The Weyburn field makes news today as an experiment in CO2 injection and sequestration (which gives the secondary peak in Purple). I went to the original paper, and transcribed the data to see how well I could understand the shape in terms of the generic model which works so well for depletion profiles in the context of a much larger macro-depletion scope. I concentrated on the initial depletion behavior first.
Discovery delta51 million m3 (320 million barrels) backdated to 1954
Fallow phase1.25 years
Build phase2.5 years
Maturation phase2.5 years
Depletion rate7% of remaining total per year

The article (which shows the original curve in m3 of crude) states that Weyburn has 1.4 billion barrels of original oil in place with about 34% of that available under water flood. That comes out to 476 million barrels available.
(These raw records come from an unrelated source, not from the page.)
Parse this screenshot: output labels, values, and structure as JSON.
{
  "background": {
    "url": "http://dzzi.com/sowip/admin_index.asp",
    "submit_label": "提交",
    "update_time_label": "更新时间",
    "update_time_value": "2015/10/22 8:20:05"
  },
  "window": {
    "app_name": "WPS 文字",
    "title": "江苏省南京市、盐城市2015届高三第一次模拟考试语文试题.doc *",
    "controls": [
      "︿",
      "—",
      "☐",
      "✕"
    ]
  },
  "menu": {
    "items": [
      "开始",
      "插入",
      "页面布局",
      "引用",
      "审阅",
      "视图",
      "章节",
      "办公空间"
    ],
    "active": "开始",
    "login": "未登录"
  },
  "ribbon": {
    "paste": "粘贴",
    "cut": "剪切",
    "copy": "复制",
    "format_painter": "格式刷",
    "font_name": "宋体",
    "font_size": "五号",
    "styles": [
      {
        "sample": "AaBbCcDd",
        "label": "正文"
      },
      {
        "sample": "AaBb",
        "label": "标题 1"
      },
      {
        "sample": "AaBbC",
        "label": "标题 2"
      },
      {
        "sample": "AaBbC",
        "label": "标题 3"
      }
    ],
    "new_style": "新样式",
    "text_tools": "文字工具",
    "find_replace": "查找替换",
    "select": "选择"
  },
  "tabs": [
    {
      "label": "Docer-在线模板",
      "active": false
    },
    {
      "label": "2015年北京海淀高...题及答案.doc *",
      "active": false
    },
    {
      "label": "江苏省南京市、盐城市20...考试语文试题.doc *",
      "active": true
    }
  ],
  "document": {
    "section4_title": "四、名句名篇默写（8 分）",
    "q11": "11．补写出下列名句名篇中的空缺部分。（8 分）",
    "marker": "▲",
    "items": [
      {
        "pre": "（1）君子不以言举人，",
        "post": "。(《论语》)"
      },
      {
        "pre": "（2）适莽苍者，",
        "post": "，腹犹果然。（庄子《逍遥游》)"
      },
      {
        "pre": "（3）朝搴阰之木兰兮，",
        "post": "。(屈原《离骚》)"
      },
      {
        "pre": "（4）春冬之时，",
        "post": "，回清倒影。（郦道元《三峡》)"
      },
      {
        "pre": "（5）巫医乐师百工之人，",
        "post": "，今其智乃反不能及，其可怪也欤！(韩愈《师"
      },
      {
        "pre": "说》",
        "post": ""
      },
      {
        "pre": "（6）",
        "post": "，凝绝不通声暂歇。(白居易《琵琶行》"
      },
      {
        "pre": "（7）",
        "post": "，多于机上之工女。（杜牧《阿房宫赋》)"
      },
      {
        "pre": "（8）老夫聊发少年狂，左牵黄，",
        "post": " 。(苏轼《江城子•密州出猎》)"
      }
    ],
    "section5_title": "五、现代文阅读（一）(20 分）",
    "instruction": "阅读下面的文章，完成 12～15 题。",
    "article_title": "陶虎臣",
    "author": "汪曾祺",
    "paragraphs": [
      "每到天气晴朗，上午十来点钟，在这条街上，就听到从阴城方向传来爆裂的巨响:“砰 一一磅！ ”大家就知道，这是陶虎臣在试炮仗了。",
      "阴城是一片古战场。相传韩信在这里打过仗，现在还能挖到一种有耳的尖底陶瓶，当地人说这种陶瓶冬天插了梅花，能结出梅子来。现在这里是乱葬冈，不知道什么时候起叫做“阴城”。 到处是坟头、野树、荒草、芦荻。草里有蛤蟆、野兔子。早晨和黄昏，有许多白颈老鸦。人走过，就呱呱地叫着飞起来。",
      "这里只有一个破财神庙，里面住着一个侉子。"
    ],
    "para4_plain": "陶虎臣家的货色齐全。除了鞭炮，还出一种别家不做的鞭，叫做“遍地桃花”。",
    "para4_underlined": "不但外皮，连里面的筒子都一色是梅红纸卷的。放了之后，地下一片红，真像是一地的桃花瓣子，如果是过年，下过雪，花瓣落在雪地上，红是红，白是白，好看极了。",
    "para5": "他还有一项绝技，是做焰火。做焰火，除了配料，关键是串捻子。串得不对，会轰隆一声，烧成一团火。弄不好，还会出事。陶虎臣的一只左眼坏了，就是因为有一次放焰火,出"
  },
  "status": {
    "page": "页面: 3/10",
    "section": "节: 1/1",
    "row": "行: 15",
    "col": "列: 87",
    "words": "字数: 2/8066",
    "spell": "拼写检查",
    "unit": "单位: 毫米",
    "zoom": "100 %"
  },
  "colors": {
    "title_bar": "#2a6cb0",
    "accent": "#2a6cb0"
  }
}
The difference between the estimate and the model (320 million barrels) comes out to 154 million barrels extra from additional infill drilling.
An estimated 34% of the oil in place will be recoverable under waterflood. In excess of 80% of this oil has already been produced according to government statistics. Incremental production with injection of CO2 is estimated to be in the order of 15% of initial oil in place, in the area of the field to be flooded. This will produce an additional 130 million barrels (21 million m3) of oil over the anticipated 25 year life of the tertiary recovery project.
If I put in the difference from the recent infill drilling, treating it as essentially a new discovery circa 1986, the new model looks like the following:

Interesting how well this model, which uses the same depletion rate as the USA lower-48 oil shock model, qualitatively fits the data from a much smaller exploration region. Even though the Weyburn field pales in comparison to the size of all the USA's (or the world's) fields combined, the essentially scalability of the oil shock model provides more evidence of its general applicability.

As for the remaining 15%, how much the substantial CO2 injection will cost us in dollars and sweat remains a big question.